Paediatric oncologist Dr Luciano Dalla-P ozza said the trial, which will recruit patients next month, had the potential to lift survival rates from the current 80 per cent to near 100 per cent.
“The cure rate with chemotherapy is 80 per cent, but 20 per cent will need a bone-marrow
transplant and only half of those will respond. The CAR-T cells will be trialled on the remaining 10 per cent,” he said.
“There’s a clear prospect a lot more will be cured. That small group of children we fail, immunotherapy seems to have an astonishing effect and we hope that translates to a cure.”

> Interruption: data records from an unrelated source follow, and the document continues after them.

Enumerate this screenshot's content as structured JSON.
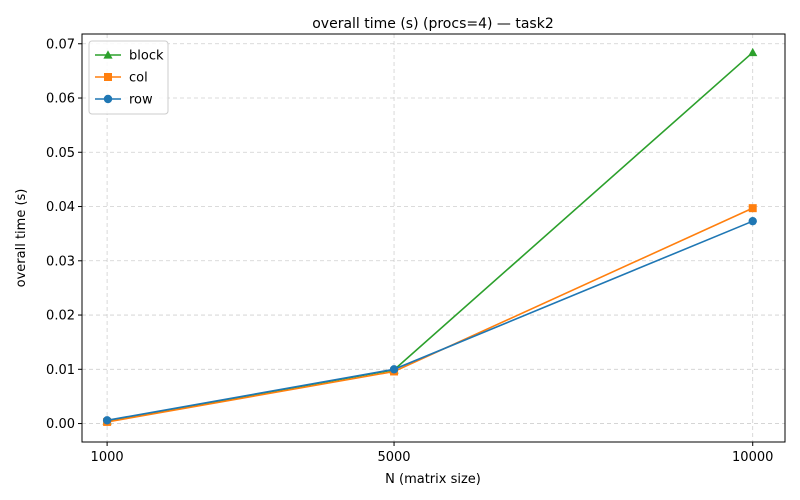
{
  "chart_data": {
    "type": "line",
    "title": "overall time (s) (procs=4) — task2",
    "xlabel": "N (matrix size)",
    "ylabel": "overall time (s)",
    "x": [
      1000,
      5000,
      10000
    ],
    "xticks": [
      "1000",
      "5000",
      "10000"
    ],
    "yticks": [
      "0.00",
      "0.01",
      "0.02",
      "0.03",
      "0.04",
      "0.05",
      "0.06",
      "0.07"
    ],
    "ytick_values": [
      0,
      0.01,
      0.02,
      0.03,
      0.04,
      0.05,
      0.06,
      0.07
    ],
    "xlim": [
      650,
      10450
    ],
    "ylim": [
      -0.0034,
      0.0718
    ],
    "grid": true,
    "legend_position": "top-left",
    "series": [
      {
        "name": "block",
        "color": "#2ca02c",
        "marker": "triangle",
        "values": [
          0.0005,
          0.0099,
          0.0684
        ]
      },
      {
        "name": "col",
        "color": "#ff7f0e",
        "marker": "square",
        "values": [
          0.0003,
          0.0096,
          0.0397
        ]
      },
      {
        "name": "row",
        "color": "#1f77b4",
        "marker": "circle",
        "values": [
          0.0006,
          0.01,
          0.0373
        ]
      }
    ]
  }
}
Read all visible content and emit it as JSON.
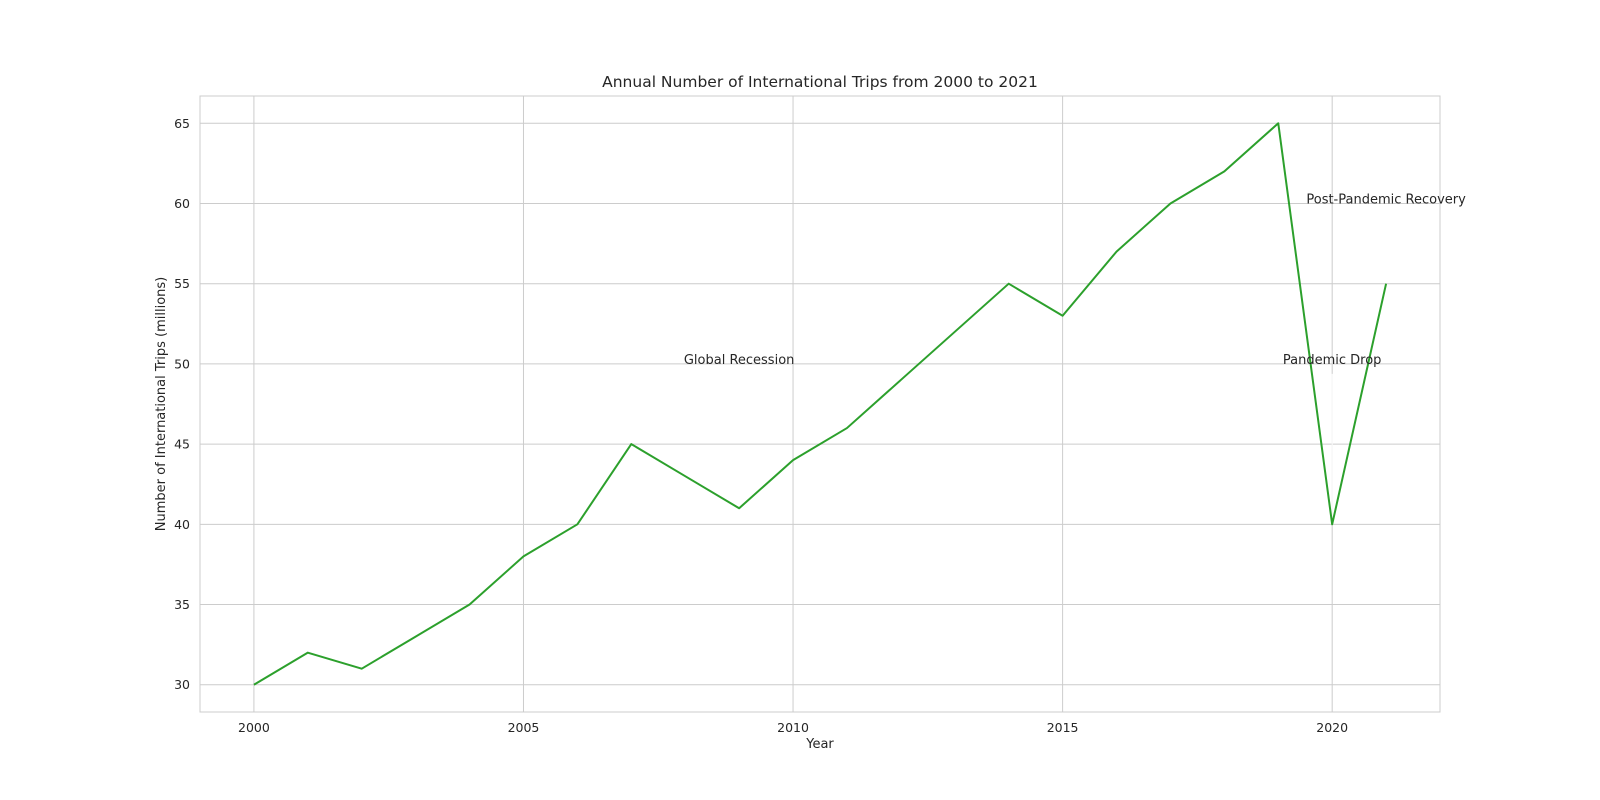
{
  "chart_data": {
    "type": "line",
    "title": "Annual Number of International Trips from 2000 to 2021",
    "xlabel": "Year",
    "ylabel": "Number of International Trips (millions)",
    "xlim": [
      1999,
      2022
    ],
    "ylim": [
      28.3,
      66.7
    ],
    "grid": true,
    "legend": "none",
    "xticks": [
      2000,
      2005,
      2010,
      2015,
      2020
    ],
    "yticks": [
      30,
      35,
      40,
      45,
      50,
      55,
      60,
      65
    ],
    "series": [
      {
        "name": "International Trips",
        "color": "#2ca02c",
        "x": [
          2000,
          2001,
          2002,
          2003,
          2004,
          2005,
          2006,
          2007,
          2008,
          2009,
          2010,
          2011,
          2012,
          2013,
          2014,
          2015,
          2016,
          2017,
          2018,
          2019,
          2020,
          2021
        ],
        "values": [
          30,
          32,
          31,
          33,
          35,
          38,
          40,
          45,
          43,
          41,
          44,
          46,
          49,
          52,
          55,
          53,
          57,
          60,
          62,
          65,
          40,
          55
        ]
      }
    ],
    "annotations": [
      {
        "text": "Global Recession",
        "x": 2009,
        "y": 50,
        "arrow_to": [
          2009,
          45
        ]
      },
      {
        "text": "Pandemic Drop",
        "x": 2020,
        "y": 50,
        "arrow_to": [
          2020,
          40
        ]
      },
      {
        "text": "Post-Pandemic Recovery",
        "x": 2021,
        "y": 60,
        "arrow_to": [
          2021,
          55
        ]
      }
    ]
  }
}
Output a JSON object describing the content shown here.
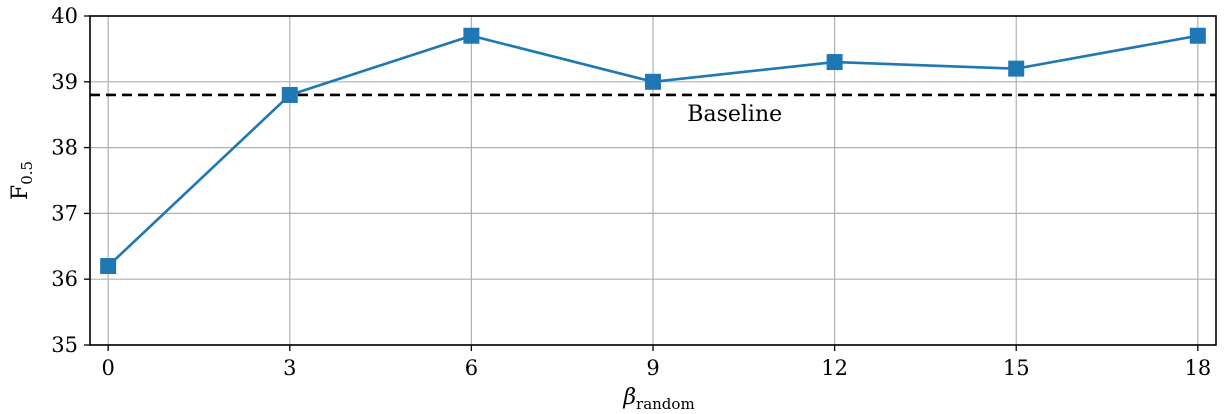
{
  "chart_data": {
    "type": "line",
    "title": "",
    "xlabel": {
      "base": "β",
      "sub": "random"
    },
    "ylabel": {
      "base": "F",
      "sub": "0.5"
    },
    "x": [
      0,
      3,
      6,
      9,
      12,
      15,
      18
    ],
    "series": [
      {
        "name": "",
        "values": [
          36.2,
          38.8,
          39.7,
          39.0,
          39.3,
          39.2,
          39.7
        ],
        "color": "#1f77b4",
        "marker": "square"
      }
    ],
    "reference_lines": [
      {
        "label": "Baseline",
        "y": 38.8,
        "style": "dashed",
        "color": "#000000"
      }
    ],
    "xlim": [
      -0.3,
      18.3
    ],
    "ylim": [
      35,
      40
    ],
    "xticks": [
      0,
      3,
      6,
      9,
      12,
      15,
      18
    ],
    "yticks": [
      35,
      36,
      37,
      38,
      39,
      40
    ],
    "grid": true,
    "grid_color": "#b0b0b0",
    "legend": "none"
  }
}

The treatment cured Emily Whitehead, a 12-year-old from the US who had failed all other treatments. Diagnosed with ALL at age five, she relapsed twice despite extensive rounds of chemotherapy. A bone-marrow transplant fell through at the last minute and in desperation, her parents enrolled her in a phase 1 CAR-T cell trial. At age seven, Emily became the first child to receive the therapy at the Children’s Hospital of Philadelphia. Her T cells were extracted from her blood, “reprogrammed” and multiplied in the lab to target and combat her cancer. This army of “hunter” T-cells was then infused back into her body.
She is now five years cancer free and her T cells are still working to identify any new cancer cells.
“That single success, when none was anticipated, it was pie in the sky stuff, but to see that happen and then reinforced with repeated success is really promising,” Dr Dalla-Pozza said.
Early results from clinical trials have reported 93 per cent of paediatric patients with relapsed ALL have achieved remission.
“T cells help protect us from developing cancer but cancer cells have developed a way around detection, the T cells don’t see the cancer. We put a new kind of receptor, like a key in a lock mechanism, into the T cell so it can see the tumour cells,” Dr Ken Micklethwaite, group leader for CAR-T cells research at Westmead Institute of Medical Research, said.
The “key” is created with an antibody that recognises the tumour and is combined with a new protein whose gene is then introduced to the patient’s T cell, grown in the lab and infused back into the patient.
“Hopefully this will replace chemotherapy. I see a future where a patient presents, has cells collected, has some chemo to shrink the tumour and after one month given the CAR T cells and that is likely the only treatment they will need,” Dr Micklethwaite said.
Mackenzie, who is an ambassador for the Children’s Cancer Institute’s “Endure for a Cure” campaign, is now well but will need monthly blood tests to check for relapses.
Mackenzie Isedale and her mum Errin after finishing her treatment.
Mackenzie (above) while in hospital, and (right) playing football.